Köln, 1. September 2026 (JPD). Die AfD bleibt in der Wählergunst laut aktuellem RTL/ntv Trendbarometer deutlich stärkste Kraft. In der Forsa-Erhebung für den Zeitraum vom 25. bis 31. August kommt die Partei unverändert auf 28 Prozent. CDU und CSU erreichen ebenfalls unverändert 21 Prozent und liegen damit sieben Prozentpunkte hinter der AfD.

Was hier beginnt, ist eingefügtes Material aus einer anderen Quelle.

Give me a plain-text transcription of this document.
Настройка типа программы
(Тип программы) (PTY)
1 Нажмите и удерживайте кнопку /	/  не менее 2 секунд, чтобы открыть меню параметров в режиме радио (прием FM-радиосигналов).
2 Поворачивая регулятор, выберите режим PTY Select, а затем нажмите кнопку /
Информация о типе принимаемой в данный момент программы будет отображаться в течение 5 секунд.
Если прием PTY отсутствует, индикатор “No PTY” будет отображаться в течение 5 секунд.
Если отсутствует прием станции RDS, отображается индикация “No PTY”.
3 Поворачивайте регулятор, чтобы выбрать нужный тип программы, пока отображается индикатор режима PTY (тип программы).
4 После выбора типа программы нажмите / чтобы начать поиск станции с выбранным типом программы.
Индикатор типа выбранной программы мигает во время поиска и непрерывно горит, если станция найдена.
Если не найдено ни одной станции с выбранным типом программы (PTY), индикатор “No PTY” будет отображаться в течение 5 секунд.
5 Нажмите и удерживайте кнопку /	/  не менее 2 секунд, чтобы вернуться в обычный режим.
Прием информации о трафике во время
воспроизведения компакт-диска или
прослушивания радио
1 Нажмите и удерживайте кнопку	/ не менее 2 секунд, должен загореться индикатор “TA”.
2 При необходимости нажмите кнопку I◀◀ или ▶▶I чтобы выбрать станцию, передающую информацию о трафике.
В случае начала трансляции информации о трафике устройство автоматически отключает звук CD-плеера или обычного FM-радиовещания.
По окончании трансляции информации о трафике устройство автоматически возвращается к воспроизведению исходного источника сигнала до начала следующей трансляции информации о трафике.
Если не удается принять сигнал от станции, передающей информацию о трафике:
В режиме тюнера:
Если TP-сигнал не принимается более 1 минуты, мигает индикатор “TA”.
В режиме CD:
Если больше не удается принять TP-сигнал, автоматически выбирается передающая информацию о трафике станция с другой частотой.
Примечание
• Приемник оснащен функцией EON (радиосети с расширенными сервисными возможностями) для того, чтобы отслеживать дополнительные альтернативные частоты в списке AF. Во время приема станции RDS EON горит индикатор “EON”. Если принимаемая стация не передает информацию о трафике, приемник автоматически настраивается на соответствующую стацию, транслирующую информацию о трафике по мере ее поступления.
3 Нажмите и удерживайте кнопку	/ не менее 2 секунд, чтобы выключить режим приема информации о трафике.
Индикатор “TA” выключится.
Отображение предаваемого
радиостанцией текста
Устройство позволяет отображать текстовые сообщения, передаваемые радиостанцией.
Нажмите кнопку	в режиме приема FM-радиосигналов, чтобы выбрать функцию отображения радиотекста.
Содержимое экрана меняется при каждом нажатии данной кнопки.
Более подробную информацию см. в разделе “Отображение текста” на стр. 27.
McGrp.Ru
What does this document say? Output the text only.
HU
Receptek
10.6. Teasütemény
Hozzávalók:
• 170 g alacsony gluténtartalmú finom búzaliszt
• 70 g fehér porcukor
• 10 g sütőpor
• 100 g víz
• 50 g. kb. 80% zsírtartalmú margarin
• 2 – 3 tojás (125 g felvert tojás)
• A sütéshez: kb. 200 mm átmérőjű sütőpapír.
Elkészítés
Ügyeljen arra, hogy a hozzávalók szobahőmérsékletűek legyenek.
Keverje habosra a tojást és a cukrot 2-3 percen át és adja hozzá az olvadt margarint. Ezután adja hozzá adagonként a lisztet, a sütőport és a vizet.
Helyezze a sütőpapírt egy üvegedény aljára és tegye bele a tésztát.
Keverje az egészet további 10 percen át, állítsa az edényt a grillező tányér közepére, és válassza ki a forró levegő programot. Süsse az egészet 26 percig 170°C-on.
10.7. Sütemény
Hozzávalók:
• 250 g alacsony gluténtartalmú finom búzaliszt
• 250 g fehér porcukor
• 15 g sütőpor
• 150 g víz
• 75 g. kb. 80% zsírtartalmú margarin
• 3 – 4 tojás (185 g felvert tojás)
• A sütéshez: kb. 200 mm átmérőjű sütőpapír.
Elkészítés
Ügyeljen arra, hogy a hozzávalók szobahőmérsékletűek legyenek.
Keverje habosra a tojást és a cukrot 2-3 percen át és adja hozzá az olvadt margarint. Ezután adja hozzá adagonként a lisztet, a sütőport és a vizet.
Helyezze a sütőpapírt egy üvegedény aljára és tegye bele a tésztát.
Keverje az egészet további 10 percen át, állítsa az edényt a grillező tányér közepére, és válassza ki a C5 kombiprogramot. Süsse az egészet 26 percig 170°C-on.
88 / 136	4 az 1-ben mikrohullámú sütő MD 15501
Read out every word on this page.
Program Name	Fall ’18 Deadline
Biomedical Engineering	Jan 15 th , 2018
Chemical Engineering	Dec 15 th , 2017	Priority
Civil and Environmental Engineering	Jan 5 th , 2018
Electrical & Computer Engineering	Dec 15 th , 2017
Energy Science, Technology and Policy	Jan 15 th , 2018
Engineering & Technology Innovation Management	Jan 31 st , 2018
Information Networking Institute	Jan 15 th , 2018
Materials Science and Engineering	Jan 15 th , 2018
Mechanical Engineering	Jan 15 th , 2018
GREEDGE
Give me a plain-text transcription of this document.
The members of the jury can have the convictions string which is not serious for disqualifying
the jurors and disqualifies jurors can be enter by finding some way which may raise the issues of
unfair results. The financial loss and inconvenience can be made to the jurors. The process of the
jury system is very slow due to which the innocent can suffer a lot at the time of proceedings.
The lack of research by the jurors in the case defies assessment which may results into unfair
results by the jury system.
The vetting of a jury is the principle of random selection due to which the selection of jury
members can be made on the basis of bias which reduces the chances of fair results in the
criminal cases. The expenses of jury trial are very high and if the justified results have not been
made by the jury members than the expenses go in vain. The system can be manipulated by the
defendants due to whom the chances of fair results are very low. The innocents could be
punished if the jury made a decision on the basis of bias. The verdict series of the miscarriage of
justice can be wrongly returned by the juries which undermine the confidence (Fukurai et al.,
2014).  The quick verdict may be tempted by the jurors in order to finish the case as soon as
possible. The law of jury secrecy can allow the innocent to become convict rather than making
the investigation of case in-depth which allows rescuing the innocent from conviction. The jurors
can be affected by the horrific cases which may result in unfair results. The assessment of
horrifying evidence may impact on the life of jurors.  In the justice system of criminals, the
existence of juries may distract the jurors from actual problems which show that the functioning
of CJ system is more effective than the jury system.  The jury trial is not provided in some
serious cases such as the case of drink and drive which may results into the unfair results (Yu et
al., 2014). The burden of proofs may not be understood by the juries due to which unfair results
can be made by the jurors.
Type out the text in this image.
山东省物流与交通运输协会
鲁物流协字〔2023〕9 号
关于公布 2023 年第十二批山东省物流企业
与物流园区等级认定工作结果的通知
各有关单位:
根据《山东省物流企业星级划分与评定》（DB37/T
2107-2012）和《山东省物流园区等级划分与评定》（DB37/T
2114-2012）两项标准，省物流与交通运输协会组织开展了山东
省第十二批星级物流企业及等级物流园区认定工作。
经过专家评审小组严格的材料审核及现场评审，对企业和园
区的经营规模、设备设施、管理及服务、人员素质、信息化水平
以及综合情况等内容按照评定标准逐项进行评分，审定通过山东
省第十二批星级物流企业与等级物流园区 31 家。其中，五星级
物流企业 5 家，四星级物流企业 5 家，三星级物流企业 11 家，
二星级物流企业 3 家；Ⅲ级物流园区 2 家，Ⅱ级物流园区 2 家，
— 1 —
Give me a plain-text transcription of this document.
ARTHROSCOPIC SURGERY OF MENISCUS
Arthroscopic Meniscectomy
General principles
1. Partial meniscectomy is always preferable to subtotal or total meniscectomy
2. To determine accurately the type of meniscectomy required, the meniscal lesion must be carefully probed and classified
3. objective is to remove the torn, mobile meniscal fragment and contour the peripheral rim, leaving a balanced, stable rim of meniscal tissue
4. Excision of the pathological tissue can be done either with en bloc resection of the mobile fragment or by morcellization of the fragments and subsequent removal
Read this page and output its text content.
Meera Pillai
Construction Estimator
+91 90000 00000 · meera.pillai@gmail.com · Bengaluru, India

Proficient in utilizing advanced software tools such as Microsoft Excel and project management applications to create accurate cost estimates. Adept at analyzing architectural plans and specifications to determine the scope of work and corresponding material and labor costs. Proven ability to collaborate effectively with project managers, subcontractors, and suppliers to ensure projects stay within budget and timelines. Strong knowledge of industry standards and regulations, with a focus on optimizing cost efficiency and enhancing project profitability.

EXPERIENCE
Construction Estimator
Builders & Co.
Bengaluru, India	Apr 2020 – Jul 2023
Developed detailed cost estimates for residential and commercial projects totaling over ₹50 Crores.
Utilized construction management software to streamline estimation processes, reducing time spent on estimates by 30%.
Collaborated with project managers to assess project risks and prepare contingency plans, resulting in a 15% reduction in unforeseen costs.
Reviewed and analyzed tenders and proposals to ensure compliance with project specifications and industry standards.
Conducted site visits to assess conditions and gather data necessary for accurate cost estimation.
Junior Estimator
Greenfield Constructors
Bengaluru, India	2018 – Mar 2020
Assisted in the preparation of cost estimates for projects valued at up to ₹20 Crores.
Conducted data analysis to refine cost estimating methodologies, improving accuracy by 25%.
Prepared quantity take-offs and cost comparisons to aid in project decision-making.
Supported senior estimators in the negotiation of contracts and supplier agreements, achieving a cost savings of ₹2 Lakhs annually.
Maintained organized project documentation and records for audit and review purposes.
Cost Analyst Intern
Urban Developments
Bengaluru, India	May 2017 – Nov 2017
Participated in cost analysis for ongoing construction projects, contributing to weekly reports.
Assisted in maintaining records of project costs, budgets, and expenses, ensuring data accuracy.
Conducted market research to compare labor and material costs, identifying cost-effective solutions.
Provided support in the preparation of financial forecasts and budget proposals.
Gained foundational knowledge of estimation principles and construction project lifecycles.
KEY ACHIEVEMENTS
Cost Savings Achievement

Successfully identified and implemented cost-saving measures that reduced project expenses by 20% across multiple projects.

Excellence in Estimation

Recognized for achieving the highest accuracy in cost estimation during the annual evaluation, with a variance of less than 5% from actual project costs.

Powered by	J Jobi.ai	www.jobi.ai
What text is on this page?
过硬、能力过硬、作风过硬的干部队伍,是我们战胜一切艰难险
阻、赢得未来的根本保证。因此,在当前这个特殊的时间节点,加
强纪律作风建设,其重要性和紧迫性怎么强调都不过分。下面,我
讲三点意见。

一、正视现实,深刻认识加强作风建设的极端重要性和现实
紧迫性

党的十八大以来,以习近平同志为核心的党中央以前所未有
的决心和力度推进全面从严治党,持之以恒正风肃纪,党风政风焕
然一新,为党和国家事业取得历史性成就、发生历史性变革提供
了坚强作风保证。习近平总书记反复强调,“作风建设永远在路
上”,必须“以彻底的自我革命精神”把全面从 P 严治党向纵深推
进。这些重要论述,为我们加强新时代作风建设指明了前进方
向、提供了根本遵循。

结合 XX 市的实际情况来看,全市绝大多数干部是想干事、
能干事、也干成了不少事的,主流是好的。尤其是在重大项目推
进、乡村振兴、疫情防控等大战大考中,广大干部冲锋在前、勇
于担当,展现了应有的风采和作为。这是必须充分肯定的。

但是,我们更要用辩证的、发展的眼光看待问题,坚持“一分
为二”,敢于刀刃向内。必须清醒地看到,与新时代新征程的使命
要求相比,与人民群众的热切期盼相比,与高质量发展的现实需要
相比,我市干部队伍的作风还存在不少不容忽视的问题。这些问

Die Parteipräferenzen haben sich damit bereits die fünfte Woche in Folge nicht verändert. Die Grünen kommen weiterhin auf 16 Prozent. SPD und Linke liegen jeweils bei 12 Prozent. Die FDP erreicht vier Prozent und läge damit unter der Fünf-Prozent-Hürde.
Der Anteil der Nichtwähler und Unentschlossenen beträgt 29 Prozent. Er liegt damit deutlich über dem Nichtwähleranteil bei der Bundestagswahl 2025 von 17,9 Prozent.
AfD auch bei zugeschriebener Problemlösungskompetenz vorn
Bei der Frage, welcher Partei die Bürger am ehesten zutrauen, die Probleme in Deutschland zu lösen, liegt die AfD ebenfalls vorn. 13 Prozent nennen sie, genauso viele wie in der Vorwoche. Die Union verbessert sich um einen Punkt auf 12 Prozent.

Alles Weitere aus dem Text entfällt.